I look forward to opening The Independent on Monday, and seeing yet another full-page advertisement—by the way, I am not receiving a rake-off from the paper for this commercial—in which the same distinguished people ask whether the country is aware that one of the most important influences on children in regard to smoking is peer pressure. If a child has a boyfriend or girlfriend who smokes, that is one of the best predictors available in all the statistics. Opposition Members run the risk of mixing up the means and the end. We have no difficulty about the end, but a variety of means need to be put in place to achieve that end.
Let me remind the House that, between 1974 and last year, the prevalence of smoking in this country dropped by one third as we pursued a range of policies—none of which, incidentally, included the total ban on advertising that is advocated by Opposition Members. Let me also remind the House what my right hon. Friend said about the position of this country in Europe in terms of smoking reduction. We are determined to use all the means at our disposal to achieve the further reduction specified in "The Health of the Nation".

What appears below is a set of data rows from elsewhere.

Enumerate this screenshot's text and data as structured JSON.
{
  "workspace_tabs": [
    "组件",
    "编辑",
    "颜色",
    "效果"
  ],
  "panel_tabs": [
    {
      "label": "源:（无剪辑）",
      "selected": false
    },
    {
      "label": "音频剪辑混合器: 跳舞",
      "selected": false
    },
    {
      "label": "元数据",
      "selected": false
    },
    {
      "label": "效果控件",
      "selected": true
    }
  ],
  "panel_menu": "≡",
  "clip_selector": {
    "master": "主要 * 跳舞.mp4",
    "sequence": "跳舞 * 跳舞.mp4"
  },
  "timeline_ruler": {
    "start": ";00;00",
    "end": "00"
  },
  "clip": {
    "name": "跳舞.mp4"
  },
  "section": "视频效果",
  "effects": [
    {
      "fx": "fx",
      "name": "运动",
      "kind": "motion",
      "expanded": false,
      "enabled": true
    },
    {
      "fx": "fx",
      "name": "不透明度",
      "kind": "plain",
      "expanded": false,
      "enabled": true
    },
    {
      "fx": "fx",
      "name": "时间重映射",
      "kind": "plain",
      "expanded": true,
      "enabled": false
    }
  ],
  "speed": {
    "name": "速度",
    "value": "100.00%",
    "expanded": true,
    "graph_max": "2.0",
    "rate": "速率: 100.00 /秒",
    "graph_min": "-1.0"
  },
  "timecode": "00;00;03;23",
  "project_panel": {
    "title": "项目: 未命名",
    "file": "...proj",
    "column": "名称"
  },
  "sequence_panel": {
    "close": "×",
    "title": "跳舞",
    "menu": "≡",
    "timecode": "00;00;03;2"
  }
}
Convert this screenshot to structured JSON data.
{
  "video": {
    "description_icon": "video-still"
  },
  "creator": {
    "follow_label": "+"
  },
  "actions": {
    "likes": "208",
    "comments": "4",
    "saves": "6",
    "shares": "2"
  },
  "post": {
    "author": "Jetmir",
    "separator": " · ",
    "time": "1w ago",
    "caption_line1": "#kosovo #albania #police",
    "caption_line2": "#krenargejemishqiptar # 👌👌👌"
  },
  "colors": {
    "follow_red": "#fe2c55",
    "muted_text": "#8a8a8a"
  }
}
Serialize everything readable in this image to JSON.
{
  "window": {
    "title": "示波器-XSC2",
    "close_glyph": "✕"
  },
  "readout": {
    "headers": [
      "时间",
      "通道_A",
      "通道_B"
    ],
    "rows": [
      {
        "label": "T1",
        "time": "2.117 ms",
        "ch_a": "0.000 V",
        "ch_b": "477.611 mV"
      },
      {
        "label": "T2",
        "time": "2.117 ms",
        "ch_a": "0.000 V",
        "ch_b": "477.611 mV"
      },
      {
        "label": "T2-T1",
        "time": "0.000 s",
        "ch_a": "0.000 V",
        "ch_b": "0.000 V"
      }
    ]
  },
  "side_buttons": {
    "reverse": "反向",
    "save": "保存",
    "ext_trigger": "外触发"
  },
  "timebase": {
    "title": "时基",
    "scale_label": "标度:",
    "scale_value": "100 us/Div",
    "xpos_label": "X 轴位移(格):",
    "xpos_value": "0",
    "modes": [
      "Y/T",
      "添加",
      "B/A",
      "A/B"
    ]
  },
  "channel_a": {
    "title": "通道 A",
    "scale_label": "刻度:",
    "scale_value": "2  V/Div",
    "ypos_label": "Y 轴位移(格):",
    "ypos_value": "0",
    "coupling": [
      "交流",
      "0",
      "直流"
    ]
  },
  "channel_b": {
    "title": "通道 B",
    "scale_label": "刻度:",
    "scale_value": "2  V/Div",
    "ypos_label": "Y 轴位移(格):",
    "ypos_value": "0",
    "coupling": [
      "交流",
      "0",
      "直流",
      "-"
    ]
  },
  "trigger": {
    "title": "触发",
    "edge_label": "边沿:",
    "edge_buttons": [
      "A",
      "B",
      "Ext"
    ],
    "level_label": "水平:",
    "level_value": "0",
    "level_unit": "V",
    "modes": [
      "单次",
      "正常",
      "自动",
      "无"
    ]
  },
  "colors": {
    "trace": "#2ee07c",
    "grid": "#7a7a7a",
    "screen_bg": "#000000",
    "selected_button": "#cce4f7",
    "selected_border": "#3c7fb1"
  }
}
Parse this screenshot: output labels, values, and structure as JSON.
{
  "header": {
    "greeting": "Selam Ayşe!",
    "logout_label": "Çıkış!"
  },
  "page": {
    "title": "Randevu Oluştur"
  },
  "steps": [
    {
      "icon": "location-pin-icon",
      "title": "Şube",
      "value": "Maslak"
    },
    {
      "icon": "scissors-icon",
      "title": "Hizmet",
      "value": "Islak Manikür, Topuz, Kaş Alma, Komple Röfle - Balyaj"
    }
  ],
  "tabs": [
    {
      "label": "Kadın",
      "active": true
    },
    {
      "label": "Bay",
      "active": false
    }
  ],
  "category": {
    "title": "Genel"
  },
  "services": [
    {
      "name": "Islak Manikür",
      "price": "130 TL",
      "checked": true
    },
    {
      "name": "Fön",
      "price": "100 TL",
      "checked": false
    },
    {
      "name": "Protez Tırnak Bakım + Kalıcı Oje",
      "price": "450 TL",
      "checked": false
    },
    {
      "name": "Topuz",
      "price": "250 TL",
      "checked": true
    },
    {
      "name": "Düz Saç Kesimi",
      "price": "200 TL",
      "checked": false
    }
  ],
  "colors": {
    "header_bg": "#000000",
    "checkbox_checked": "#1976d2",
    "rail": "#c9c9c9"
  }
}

There is a variety of ways in which the policy will be implemented—not only through the Cabinet Committee to which my right hon. Friend referred, but through working groups, one of which I chair. People from different walks of life are involved. One of the groups will be chaired by the chief medical officer, whose job will be to monitor and review progress towards achieving the targets; another will be chaired by the chief executive of the management executive, and will be designed to carry forward the policy within the NHS.
Task forces will be set up on nutrition, smoking, accidents, the workplace, physical activities and mental illness. All of them, and many others, will combine to carry forward and put into place the first-ever health strategy for the country, a health strategy that depends on all of us playing our part co-operatively, to the benefit of the health of the nation. I look forward to that being achieved in the years to come.